Bruce Mayer, a professor of genetics and developmental biology who serves as president of the Health Center faculty union, asked about Herbst's view on the integration of the Storrs and Farmington campuses, noting that her predecessor, Michael Hogan, was very interested in consolidation. "There's a perception here that we kind of got the short end of the stick with that," losing the ability to make local decisions, he said. But, Mayer added, there haven't been many efficiencies from it.

Herbst said she agreed with Hogan about there being "one UConn." "When I go to the legislature, talk with the governor or talk with philanthropists or people at the federal government about UConn, it is one UConn," she said. "That said, I do think we need to be realistic about our physical separation and not try to create some artifice that we're connected in ways that we're not."

More generally, she said collaboration across disciplines happens mostly through faculty.
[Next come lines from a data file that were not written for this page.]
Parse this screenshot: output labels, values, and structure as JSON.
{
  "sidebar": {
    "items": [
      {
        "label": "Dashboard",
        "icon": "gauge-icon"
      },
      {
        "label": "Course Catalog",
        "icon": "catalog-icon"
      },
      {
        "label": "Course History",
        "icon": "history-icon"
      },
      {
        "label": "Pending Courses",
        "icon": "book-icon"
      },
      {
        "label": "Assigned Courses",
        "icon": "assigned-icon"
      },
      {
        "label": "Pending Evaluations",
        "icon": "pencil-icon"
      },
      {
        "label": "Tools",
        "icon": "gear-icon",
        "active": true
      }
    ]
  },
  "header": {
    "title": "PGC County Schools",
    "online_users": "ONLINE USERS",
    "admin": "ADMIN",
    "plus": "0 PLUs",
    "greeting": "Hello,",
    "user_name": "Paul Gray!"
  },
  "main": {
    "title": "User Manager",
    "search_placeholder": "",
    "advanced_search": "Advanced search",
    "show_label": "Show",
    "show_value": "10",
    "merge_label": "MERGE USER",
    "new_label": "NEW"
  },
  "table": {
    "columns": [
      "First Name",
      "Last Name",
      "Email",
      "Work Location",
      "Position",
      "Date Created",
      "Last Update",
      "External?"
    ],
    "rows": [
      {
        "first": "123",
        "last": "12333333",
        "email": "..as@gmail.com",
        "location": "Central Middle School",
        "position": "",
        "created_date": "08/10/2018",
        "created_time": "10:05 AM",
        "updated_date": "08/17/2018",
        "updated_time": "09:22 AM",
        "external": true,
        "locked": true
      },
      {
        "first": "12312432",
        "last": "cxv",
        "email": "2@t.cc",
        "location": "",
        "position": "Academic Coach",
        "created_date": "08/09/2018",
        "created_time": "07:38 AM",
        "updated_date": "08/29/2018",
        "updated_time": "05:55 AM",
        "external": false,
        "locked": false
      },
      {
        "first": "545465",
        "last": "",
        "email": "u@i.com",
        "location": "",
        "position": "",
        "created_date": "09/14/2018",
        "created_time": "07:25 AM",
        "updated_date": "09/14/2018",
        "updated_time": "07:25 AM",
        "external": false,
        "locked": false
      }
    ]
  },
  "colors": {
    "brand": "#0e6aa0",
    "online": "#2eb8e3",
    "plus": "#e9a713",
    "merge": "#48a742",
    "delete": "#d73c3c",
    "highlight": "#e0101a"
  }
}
She said she hopes that some connections between the campuses happen naturally as the Health Center hires more faculty.

"We will try to be professional matchmakers and find those connections," she said of the administration. "One way, as you know very well, the way you get people to work together is that you dangle money out there."

But even without money, there are ways to encourage cross-campus collaboration, she said. Northwestern University, where Herbst led the political science department, had a similar geographic gap between the main campus and the medical school. The university used programs such as dinners--with free wine and liquor, she noted to laughter--for faculty to get those on the medical school and on the main campus to know each other. Scientists from each campus presented their work and seating was assigned to mix those from both campuses.

"We did find more and more people discovering each other, even when we didn't have grant money or seed money to put out there," she said. "They just didn't know that other person existed or was moving in a particular research direction."

Herbst said Nicholls and Vice President for Research Suman Singha will be spending more time at the Health Center. She will too.

"I love coming over to UCHC because everybody is so disciplined and serious here and looking forward to the future," she said. "I don't know how it was before, but right now it's a very positive place and it's really an honor to try to serve you and so I'm looking forward to the future together."